Николай Васильевич помалкивал, по привычке хмыкая, снимая и надевая очки, что-то бормоча. А когда я притихла, погладил по голове, как обиженного ребенка. «Бывает… Как говорится, любовь — не картошка… Выйдешь замуж, какие твои годы… Найдешь еще свою судьбу».
Он задел меня за живое.
«Не подскажете, где же мне найти свою судьбу?.. На танцплощадке? Или в доме отдыха? Может, в турпоходе?.. Находят, конечно, и там, и там, и там; и еще в десятках мест. Да ведь все обычно по случайному стечению обстоятельств. А они, эти обстоятельства, потом, как говорится, выходят боком…»
Не знаю, что бы я еще намолола, если бы в коридоре не раздался звонок. Николай Васильевич пошел открывать дверь, а когда вернулся — не узнала его, так он был взвинчен.
«Вот, смотрите! — Он выкладывал на стол какие-то странные предметы. — Сейчас принесли! Наш сотрудник нашел в овраге выброшенные кем-то эти черепки и костяные булавки. Как они попали в овраг? Загадка!.. Думаю, какой-то кладоискатель нашел эти вещи в одном из курганов и, не зная им цены, выбросил. Ах, подлец!.. А вещи-то интересные, но откуда они взяты, что еще было рядом с ними?.. Задали мне работку!.. Только специалистам, которые имеют необходимый опыт по раскопке захоронений, эти вещи откроют свою тайну. Браконьер-кладоискатель нанес непоправимый ущерб науке!»

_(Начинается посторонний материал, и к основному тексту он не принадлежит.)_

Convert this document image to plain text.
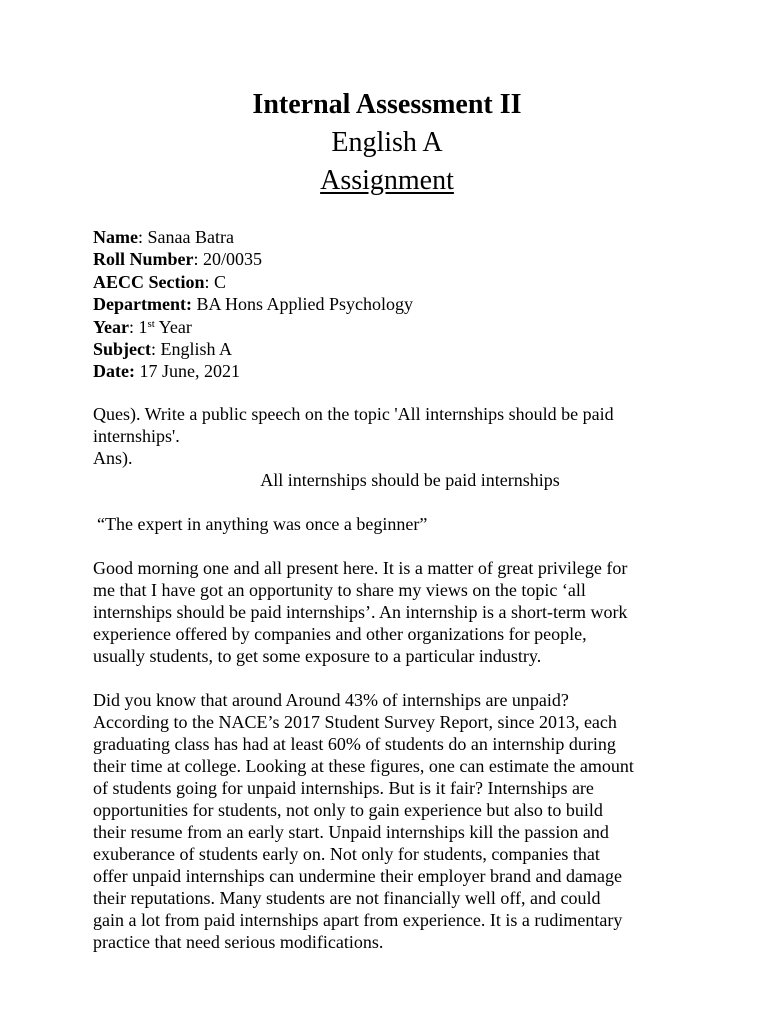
Internal Assessment II
English A
Assignment
Name: Sanaa Batra
Roll Number: 20/0035
AECC Section: C
Department: BA Hons Applied Psychology
Year: 1st Year
Subject: English A
Date: 17 June, 2021
Ques). Write a public speech on the topic 'All internships should be paid
internships'.
Ans).
All internships should be paid internships
“The expert in anything was once a beginner”
Good morning one and all present here. It is a matter of great privilege for
me that I have got an opportunity to share my views on the topic ‘all
internships should be paid internships’. An internship is a short-term work
experience offered by companies and other organizations for people,
usually students, to get some exposure to a particular industry.
Did you know that around Around 43% of internships are unpaid?
According to the NACE’s 2017 Student Survey Report, since 2013, each
graduating class has had at least 60% of students do an internship during
their time at college. Looking at these figures, one can estimate the amount
of students going for unpaid internships. But is it fair? Internships are
opportunities for students, not only to gain experience but also to build
their resume from an early start. Unpaid internships kill the passion and
exuberance of students early on. Not only for students, companies that
offer unpaid internships can undermine their employer brand and damage
their reputations. Many students are not financially well off, and could
gain a lot from paid internships apart from experience. It is a rudimentary
practice that need serious modifications.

Он бы еще долго тужил о черепках, не переведи я разговор на другую тему: «Вчера пустили у нас прачечную. Сдержал свое слово Свирид Карпович». — «Превосходно! Я бы на месте женщин расцеловал Свирида Карповича. Да и мне радостно: помог достать кое-какие деталишки». — «Значит, и вас надо расцеловать!»
Во мне словно проснулся бесенок. Не успел Николай Васильевич опомниться, как я бросилась к нему, поцеловала в щеку. Но нам стало неловко. Он, сердясь, ушел на кухню готовить ужин. А я, чему-то про себя улыбаясь, прилегла на диван, незаметно уснула.
Проспала до утра…
Было еще рано. Николай Васильевич тихонько похрапывал в спальне. У меня был выходной, торопиться некуда, решила похозяйничать в этой забытой женщинами холостяцкой квартире. На кухне и в большой комнате протерла оконные стекла, смела пыль по углам, полы вымыла.
«Это кто там безобразничает?» — проснулся он, когда на сковородке заскворчала моя любимая яичница-глазунья.
Затем Николай Васильевич, умываясь, сердито фыркал. Я догадывалась, что это у него была напускная сердитость.
«Света, а тебе не приходило в голову, что можно более полезным делом занять свое личное время?» — говорил он, вытирая лицо полотенцем, свежим, выглаженным в прачечной: я успела повесить его в ванной до пробуждения Николая. Васильевича.
Он был, конечно, доволен, благодушничал. «Ты, дружба, и кофейку сваргань. Да покрепче».
Ему было, как я поняла, легко со мной.
Сели завтракать. Он настроился на свою волну — мысли о людях, только не о самом себе. «Молодцы вы со Свиридом Карповичем! Денежки изыскала… При Доме культуры работает служба быта… Кафе открыли…»
Я сказала, что работаем не без подсказки того же Николая Васильевича. Он свел брови на переносице — лицемерка, дескать, но опять блаженно заулыбался: «Гляди-ка, и не узнать квартиру… Ишь, распорядилась! Ну-ну, хозяйка… Кому-то достанется счастье».